The fox growled, and said:

“A pick of peppered Peters did peckle pickle—— Oh, I can’t guess your old riddle!” snarled the fox. “I’m going to eat you anyhow! What do I care about the peckled pickers?” and he made a jump for Uncle Wiggily to grab the bunny uncle.

“Eat him? You going to eat Uncle Wiggily? Oh, no! No, you’re not!” cried Peter Piper, jumping out from behind the rock. “Mother Goose doesn’t want Uncle Wiggily hurt. Be off with you!”

And with that Peter threw a pickled pepper at the fox. It struck him on the nose, and made him sneeze and turn a somersault, and before he could get straightened out Uncle Wiggily and Peter Piper had run away to the duck house.

So Mrs. Wibblewobble got the pickled peppers; that is, all but the one Peter threw at the fox, and Uncle Wiggily at last learned how to say the hard riddle-verse without tying himself in a knot. And if you can recite it, fast, without wrinkling your nose, you are doing well.

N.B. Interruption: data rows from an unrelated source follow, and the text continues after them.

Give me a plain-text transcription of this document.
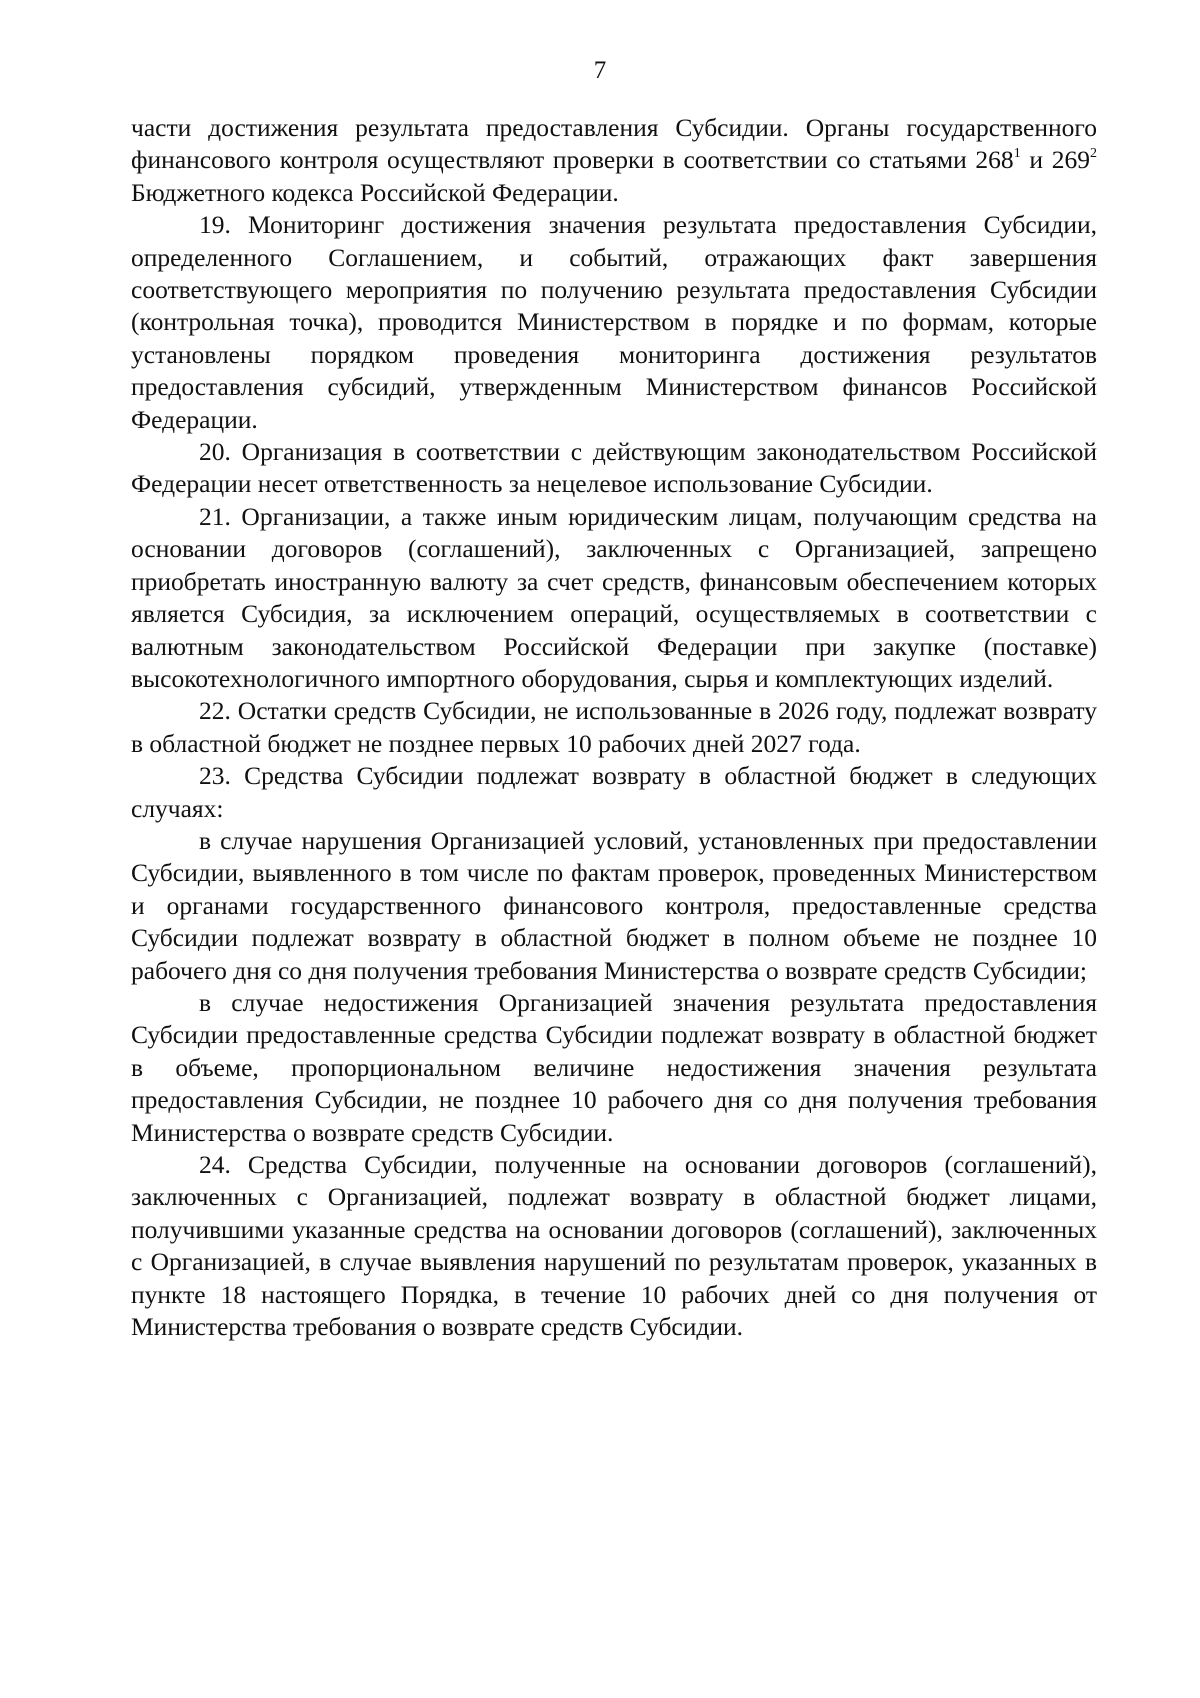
7

части достижения результата предоставления Субсидии. Органы государственного финансового контроля осуществляют проверки в соответствии со статьями $268^1$ и $269^2$ Бюджетного кодекса Российской Федерации.

19. Мониторинг достижения значения результата предоставления Субсидии, определенного Соглашением, и событий, отражающих факт завершения соответствующего мероприятия по получению результата предоставления Субсидии (контрольная точка), проводится Министерством в порядке и по формам, которые установлены порядком проведения мониторинга достижения результатов предоставления субсидий, утвержденным Министерством финансов Российской Федерации.

20. Организация в соответствии с действующим законодательством Российской Федерации несет ответственность за нецелевое использование Субсидии.

21. Организации, а также иным юридическим лицам, получающим средства на основании договоров (соглашений), заключенных с Организацией, запрещено приобретать иностранную валюту за счет средств, финансовым обеспечением которых является Субсидия, за исключением операций, осуществляемых в соответствии с валютным законодательством Российской Федерации при закупке (поставке) высокотехнологичного импортного оборудования, сырья и комплектующих изделий.

22. Остатки средств Субсидии, не использованные в 2026 году, подлежат возврату в областной бюджет не позднее первых 10 рабочих дней 2027 года.

23. Средства Субсидии подлежат возврату в областной бюджет в следующих случаях:

в случае нарушения Организацией условий, установленных при предоставлении Субсидии, выявленного в том числе по фактам проверок, проведенных Министерством и органами государственного финансового контроля, предоставленные средства Субсидии подлежат возврату в областной бюджет в полном объеме не позднее 10 рабочего дня со дня получения требования Министерства о возврате средств Субсидии;

в случае недостижения Организацией значения результата предоставления Субсидии предоставленные средства Субсидии подлежат возврату в областной бюджет в объеме, пропорциональном величине недостижения значения результата предоставления Субсидии, не позднее 10 рабочего дня со дня получения требования Министерства о возврате средств Субсидии.

24. Средства Субсидии, полученные на основании договоров (соглашений), заключенных с Организацией, подлежат возврату в областной бюджет лицами, получившими указанные средства на основании договоров (соглашений), заключенных с Организацией, в случае выявления нарушений по результатам проверок, указанных в пункте 18 настоящего Порядка, в течение 10 рабочих дней со дня получения от Министерства требования о возврате средств Субсидии.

And if the candlestick doesn’t try to beat the carpet, and get dust in the eyes of the potatoes when they dance in the frying pan, I’ll tell you next about Uncle Wiggily and the moon-man.


CHAPTER VIII
UNCLE WIGGILY AND THE MOON-MAN

“Did you hear the news, Uncle Wiggily?” asked Nurse Jane Fuzzy Wuzzy, the muskrat lady housekeeper, as she sat down one evening in the dining-room of the hollow-stump bungalow, where the rabbit gentleman was eating his supper of lettuce salad, with carrot sauce sprinkled on.

“News! What news?” asked the bunny uncle, reaching for a slice of carrot bread. “Is some one going to have a surprise party and invite us to dance?”